Coastal Connecticut, often called the Connecticut Shore or the Connecticut Shoreline, comprises all of Connecticut's southern border along Long Island Sound, from Greenwich in the west to Stonington in the east, as well as the tidal portions of the Housatonic River, Quinnipiac River, Connecticut River, and Thames River. It includes the southern sections of the state's Fairfield, New Haven, Middlesex and New London counties.

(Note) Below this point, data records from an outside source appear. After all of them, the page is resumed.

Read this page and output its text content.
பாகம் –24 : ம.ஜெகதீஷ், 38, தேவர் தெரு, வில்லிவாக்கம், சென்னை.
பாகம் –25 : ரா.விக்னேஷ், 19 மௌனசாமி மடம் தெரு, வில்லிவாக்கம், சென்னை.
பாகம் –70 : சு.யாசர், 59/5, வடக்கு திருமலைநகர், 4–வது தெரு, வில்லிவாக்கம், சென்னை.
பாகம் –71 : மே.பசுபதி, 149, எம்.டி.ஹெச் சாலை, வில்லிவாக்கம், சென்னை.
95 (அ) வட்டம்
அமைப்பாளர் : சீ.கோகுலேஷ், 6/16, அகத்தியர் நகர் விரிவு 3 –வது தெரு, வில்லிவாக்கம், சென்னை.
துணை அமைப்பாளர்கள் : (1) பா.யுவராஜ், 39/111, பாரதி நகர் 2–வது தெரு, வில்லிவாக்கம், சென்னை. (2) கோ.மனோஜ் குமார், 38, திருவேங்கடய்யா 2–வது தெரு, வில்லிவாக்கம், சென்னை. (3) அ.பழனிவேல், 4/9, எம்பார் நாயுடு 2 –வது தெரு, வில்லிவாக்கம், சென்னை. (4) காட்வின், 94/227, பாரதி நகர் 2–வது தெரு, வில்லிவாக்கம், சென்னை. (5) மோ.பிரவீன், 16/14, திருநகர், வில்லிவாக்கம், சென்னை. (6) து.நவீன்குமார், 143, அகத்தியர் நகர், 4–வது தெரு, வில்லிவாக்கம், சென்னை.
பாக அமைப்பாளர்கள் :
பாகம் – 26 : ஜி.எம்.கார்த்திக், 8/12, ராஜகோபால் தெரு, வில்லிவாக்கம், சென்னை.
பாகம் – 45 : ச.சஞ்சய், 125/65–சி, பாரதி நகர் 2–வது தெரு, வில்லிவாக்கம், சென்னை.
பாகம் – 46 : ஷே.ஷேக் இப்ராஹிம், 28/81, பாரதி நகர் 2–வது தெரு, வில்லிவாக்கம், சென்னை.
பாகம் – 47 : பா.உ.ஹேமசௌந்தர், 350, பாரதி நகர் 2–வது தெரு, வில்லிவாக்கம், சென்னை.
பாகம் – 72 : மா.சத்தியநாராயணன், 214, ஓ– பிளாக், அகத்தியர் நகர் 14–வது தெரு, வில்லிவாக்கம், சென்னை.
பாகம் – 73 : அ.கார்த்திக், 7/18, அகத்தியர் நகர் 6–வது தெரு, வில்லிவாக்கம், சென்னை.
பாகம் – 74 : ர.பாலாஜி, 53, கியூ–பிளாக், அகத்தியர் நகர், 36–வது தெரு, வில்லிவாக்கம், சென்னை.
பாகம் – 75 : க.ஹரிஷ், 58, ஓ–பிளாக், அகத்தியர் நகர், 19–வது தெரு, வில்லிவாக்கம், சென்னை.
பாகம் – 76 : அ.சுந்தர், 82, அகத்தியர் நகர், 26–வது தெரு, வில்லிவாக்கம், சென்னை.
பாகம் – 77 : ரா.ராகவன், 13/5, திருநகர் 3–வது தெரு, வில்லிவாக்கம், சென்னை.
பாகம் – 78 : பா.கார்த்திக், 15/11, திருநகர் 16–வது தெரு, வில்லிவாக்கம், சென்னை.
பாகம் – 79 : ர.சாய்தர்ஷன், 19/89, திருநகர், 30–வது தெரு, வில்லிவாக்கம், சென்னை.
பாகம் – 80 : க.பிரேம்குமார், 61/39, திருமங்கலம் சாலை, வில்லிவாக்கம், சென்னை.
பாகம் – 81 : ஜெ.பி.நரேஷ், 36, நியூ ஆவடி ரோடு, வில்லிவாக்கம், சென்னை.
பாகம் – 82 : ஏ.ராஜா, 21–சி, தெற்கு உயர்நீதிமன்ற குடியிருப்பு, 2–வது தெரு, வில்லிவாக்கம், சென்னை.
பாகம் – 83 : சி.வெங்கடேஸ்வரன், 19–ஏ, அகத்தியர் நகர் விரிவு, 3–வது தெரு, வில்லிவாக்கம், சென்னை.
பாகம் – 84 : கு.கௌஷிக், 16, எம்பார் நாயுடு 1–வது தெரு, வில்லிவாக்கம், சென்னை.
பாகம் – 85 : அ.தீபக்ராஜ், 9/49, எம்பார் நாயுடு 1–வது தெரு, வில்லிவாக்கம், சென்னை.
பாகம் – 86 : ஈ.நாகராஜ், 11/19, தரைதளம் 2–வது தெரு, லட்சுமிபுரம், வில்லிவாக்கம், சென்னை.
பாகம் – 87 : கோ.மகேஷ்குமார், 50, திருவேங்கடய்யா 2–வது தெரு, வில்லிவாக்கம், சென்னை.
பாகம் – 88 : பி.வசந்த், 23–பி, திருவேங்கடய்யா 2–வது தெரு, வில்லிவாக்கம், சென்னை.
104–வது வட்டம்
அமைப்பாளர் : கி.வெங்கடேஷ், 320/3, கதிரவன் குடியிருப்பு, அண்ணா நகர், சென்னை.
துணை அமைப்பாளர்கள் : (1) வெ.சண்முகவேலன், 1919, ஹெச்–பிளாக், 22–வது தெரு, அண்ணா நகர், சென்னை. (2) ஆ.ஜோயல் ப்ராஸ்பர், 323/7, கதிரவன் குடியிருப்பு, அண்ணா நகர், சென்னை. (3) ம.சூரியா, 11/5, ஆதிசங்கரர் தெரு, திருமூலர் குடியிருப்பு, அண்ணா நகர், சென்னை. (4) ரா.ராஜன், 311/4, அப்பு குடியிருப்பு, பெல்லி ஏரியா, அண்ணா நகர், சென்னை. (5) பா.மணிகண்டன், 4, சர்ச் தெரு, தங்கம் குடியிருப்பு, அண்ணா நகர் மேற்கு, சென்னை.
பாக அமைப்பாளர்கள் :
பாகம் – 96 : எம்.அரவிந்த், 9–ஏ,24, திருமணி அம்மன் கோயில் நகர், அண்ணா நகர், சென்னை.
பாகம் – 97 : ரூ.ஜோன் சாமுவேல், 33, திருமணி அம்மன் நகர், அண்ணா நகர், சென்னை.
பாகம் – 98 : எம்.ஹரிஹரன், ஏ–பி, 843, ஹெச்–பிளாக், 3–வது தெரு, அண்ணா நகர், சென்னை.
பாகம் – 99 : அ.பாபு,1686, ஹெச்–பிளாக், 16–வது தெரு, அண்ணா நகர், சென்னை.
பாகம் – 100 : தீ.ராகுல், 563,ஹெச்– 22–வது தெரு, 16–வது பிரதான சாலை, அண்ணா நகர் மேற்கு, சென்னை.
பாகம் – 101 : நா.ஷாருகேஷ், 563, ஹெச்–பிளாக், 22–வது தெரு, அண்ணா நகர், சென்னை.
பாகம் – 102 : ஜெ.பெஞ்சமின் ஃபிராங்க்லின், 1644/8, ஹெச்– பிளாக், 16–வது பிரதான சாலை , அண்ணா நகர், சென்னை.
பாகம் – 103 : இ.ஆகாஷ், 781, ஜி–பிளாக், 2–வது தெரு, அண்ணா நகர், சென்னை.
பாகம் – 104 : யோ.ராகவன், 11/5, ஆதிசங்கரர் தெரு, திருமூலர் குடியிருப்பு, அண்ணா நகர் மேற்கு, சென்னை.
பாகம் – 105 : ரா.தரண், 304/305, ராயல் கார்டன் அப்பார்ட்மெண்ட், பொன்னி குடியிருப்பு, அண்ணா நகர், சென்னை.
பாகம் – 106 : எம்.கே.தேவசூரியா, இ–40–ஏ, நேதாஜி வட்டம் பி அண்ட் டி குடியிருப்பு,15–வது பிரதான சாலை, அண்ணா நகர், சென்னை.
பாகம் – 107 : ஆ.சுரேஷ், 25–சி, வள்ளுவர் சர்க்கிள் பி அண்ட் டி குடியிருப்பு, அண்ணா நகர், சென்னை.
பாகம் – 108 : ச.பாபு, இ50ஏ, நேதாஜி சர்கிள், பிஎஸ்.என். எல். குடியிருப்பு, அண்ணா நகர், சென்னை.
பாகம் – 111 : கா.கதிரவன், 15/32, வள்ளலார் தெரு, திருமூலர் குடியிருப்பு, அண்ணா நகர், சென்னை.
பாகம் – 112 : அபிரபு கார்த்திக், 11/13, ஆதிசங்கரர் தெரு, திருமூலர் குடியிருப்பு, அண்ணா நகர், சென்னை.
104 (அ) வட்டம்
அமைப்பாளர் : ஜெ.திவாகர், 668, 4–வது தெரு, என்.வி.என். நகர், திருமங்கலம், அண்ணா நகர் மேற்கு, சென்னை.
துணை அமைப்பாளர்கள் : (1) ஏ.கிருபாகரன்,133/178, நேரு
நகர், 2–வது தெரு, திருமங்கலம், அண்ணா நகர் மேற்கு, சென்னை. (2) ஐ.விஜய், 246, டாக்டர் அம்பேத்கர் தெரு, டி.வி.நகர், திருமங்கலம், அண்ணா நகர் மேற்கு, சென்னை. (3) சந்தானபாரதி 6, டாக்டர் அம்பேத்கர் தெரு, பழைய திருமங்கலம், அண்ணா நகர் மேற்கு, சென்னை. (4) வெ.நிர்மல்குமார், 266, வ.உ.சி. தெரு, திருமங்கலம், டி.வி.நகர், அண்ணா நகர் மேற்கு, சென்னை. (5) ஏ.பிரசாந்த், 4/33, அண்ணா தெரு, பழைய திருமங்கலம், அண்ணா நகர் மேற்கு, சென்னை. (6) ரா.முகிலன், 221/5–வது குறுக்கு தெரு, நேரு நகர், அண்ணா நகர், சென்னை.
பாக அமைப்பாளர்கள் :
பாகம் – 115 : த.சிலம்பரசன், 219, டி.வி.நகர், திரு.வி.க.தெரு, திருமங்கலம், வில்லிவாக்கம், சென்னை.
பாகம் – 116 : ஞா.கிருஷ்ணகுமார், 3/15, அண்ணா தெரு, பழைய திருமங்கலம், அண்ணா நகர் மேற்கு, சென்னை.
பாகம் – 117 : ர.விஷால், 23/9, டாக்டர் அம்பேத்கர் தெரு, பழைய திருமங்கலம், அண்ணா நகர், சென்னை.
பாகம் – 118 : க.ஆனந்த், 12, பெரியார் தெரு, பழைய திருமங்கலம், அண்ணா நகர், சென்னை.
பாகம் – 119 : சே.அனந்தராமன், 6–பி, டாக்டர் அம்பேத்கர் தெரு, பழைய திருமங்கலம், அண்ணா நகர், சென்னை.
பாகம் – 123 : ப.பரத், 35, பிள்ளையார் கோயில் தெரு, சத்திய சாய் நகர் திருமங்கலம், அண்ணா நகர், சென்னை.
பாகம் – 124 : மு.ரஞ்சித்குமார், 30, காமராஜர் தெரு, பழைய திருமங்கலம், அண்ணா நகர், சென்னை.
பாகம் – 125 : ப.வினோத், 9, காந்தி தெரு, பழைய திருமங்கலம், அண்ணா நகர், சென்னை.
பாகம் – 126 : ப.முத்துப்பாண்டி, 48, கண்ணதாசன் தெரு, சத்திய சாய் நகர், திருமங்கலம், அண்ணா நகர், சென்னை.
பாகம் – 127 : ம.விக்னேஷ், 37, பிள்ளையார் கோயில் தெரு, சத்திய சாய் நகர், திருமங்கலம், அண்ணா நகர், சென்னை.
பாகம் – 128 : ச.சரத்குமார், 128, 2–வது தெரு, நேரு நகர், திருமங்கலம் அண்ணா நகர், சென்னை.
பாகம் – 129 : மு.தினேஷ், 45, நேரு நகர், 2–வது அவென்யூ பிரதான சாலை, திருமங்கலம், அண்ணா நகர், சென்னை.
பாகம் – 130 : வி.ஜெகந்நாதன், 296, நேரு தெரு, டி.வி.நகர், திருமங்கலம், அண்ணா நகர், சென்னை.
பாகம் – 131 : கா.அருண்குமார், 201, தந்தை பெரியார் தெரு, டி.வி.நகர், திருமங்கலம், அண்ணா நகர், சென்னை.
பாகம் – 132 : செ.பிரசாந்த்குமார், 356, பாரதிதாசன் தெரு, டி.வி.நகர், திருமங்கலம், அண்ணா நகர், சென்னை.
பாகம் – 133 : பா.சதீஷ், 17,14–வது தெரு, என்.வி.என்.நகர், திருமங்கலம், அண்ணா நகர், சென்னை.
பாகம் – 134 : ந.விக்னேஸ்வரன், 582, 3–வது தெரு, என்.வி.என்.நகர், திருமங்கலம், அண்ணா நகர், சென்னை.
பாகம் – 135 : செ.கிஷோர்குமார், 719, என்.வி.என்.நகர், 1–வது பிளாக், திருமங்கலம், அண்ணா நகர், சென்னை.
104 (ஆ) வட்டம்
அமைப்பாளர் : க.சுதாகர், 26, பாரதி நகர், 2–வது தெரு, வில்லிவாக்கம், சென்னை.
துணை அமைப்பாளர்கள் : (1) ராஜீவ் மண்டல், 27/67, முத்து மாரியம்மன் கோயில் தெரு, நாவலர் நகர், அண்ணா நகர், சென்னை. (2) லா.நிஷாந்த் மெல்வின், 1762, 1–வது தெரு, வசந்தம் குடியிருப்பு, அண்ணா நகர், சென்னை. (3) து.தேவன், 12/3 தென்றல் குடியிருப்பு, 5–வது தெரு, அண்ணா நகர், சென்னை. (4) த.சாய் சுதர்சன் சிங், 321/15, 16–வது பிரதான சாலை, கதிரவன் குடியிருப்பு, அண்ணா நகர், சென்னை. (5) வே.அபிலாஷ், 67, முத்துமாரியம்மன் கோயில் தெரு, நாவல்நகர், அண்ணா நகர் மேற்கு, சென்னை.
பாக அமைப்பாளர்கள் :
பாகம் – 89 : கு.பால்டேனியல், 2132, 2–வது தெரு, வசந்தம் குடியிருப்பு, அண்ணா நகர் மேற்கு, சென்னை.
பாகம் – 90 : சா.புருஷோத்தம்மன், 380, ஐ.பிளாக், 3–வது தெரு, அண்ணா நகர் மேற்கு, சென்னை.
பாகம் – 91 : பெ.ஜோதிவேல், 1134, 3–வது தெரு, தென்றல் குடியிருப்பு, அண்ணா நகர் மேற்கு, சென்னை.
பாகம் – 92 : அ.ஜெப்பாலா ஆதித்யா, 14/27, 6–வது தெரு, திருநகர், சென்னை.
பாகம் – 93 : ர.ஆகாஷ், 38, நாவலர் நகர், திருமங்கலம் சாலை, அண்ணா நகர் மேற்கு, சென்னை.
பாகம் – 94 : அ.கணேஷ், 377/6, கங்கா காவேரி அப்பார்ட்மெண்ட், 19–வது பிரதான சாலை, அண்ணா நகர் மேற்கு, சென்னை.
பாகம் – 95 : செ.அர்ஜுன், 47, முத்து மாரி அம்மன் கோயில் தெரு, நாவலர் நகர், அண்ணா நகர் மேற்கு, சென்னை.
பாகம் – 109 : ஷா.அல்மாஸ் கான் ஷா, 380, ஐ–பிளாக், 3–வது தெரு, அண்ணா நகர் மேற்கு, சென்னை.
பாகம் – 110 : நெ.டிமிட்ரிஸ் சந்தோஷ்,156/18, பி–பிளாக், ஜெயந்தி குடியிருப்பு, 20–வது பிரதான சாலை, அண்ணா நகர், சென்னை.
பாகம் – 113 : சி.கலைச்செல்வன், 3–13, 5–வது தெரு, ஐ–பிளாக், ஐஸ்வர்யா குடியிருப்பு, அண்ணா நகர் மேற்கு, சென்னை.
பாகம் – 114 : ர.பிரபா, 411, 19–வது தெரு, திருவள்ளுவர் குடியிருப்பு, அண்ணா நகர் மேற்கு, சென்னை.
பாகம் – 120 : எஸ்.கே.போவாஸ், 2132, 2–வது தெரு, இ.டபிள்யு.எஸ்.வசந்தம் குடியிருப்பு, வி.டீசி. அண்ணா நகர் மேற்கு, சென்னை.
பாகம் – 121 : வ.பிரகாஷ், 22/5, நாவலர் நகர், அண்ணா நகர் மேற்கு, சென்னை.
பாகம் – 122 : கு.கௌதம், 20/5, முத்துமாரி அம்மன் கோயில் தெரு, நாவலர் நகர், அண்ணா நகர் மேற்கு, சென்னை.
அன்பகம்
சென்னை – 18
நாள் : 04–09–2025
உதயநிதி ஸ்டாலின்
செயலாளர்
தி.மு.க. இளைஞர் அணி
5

Coastal Connecticut has a modestly different local culture than inland Connecticut. Many of the residents of coastal Connecticut are much more tied to coastal activity (i.e. boating, beaches) and the region sees an influx of tourists in the May to October season, compared to inland Connecticut. Coastal Connecticut is the mildest area in Connecticut in winter and often has a frost-free season that is up to one month longer than inland areas. The region, as defined in the Connecticut General Statutes, consists of 36 Connecticut towns, including several of the largest in Connecticut.

Towns in the coastal area
This is a list of the towns and cities of Coastal Connecticut listed in geographical order from west to east.

Greenwich
Stamford
Darien
Norwalk
Westport
Fairfield
Bridgeport
Stratford
Shelton
Milford
Orange
West Haven
New Haven
Hamden
North Haven
East Haven
Branford
Guilford
Madison
Clinton
Westbrook
Deep River
Chester
Essex
Old Saybrook
Lyme
Old Lyme
East Lyme
Waterford
New London
Montville
Norwich
Preston
Ledyard
Groton
Stonington

References
General Statutes of Connecticut (2007), Title 22a, Chapter 444, Section 22a-94.